Editorial Simplified: Time to Talk | GS – III

Relevance: GS Paper III (Indian Economy)


Theme of the article

The Centre-RBI face-off is not healthy. They must resolve their differences in private.


Why has this article cropped up?

There has been simmering tensions over the last few months between the Reserve Bank of India and the Centre.


The reasons for conflict

  • Disagreements between RBI and the Finance Ministry over setting benchmark interest rates have been common over the years.
  • What is different this time, though, is that the disagreements appear to be over regulation per se.
  • There are three issues on which the Centre seems to have irked the RBI.
    • It has refused to accept Governor Urjit Patel’s point that the RBI is hobbled by lack of adequate powers in regulating public sector banks.
    • The second is the tussle over the RBI’s burgeoning reserves, a piece of which the Centre is eyeing to bridge its fiscal gap. The RBI resents this.
    • The last is the attempt by the Centre to set up an independent payments regulator, which the RBI sees as encroachment of its turf.
  • For its part, the Centre has several grouses, the chief among them being over an RBI circular of February 12 which redefined NPAs and revised the framework for resolution.
  • It is also upset that the central bank is not doing enough to ease the ongoing liquidity squeeze through extraordinary measures.
  • These are issues that could be easily addressed by sitting around a table, but the fact that they haven’t done so points to a complete breakdown of communication between the RBI and the government.

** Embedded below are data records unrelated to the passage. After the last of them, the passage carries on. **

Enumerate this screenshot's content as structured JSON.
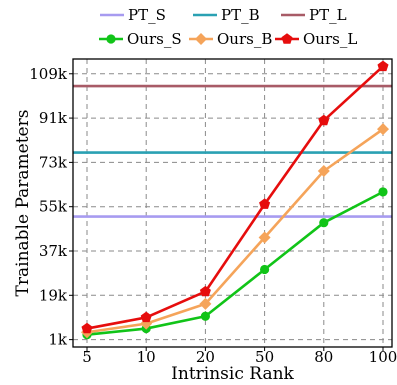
{
  "chart_data": {
    "type": "line",
    "xlabel": "Intrinsic Rank",
    "ylabel": "Trainable Parameters",
    "x_categories": [
      "5",
      "10",
      "20",
      "50",
      "80",
      "100"
    ],
    "y_tick_labels": [
      "1k",
      "19k",
      "37k",
      "55k",
      "73k",
      "91k",
      "109k"
    ],
    "y_ticks": [
      1,
      19,
      37,
      55,
      73,
      91,
      109
    ],
    "ylim": [
      -2,
      115
    ],
    "grid": true,
    "legend_placement": "top",
    "reference_lines": [
      {
        "name": "PT_S",
        "value": 51,
        "color": "#a79bf0"
      },
      {
        "name": "PT_B",
        "value": 77,
        "color": "#2aa1b3"
      },
      {
        "name": "PT_L",
        "value": 104,
        "color": "#a85b67"
      }
    ],
    "series": [
      {
        "name": "Ours_S",
        "color": "#11c418",
        "marker": "circle",
        "values": [
          3,
          5.5,
          10.5,
          29.5,
          48.5,
          61
        ]
      },
      {
        "name": "Ours_B",
        "color": "#f5a45a",
        "marker": "diamond",
        "values": [
          4,
          7.5,
          15.5,
          42.5,
          69.5,
          86.5
        ]
      },
      {
        "name": "Ours_L",
        "color": "#e60d0d",
        "marker": "pentagon",
        "values": [
          5.5,
          10,
          20.5,
          56,
          90,
          112
        ]
      }
    ]
  }
}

Is such a conflict justified?

  • A certain amount of creative tension is systemically in-built given their different perspectives: one is short-term and political; the other is long-term and technical. Such tension is good for the economy.
  • Yet, that is no excuse to spar over turf or make statements aimed at pressuring the other side into acting in a particular manner.
  • The current row is definitely worrying given the backdrop of economic turmoil, globally and domestically.

Conclusion

The Centre and the central bank must talk behind closed doors and resolve their differences as mature entities, as they have done so many times in the past.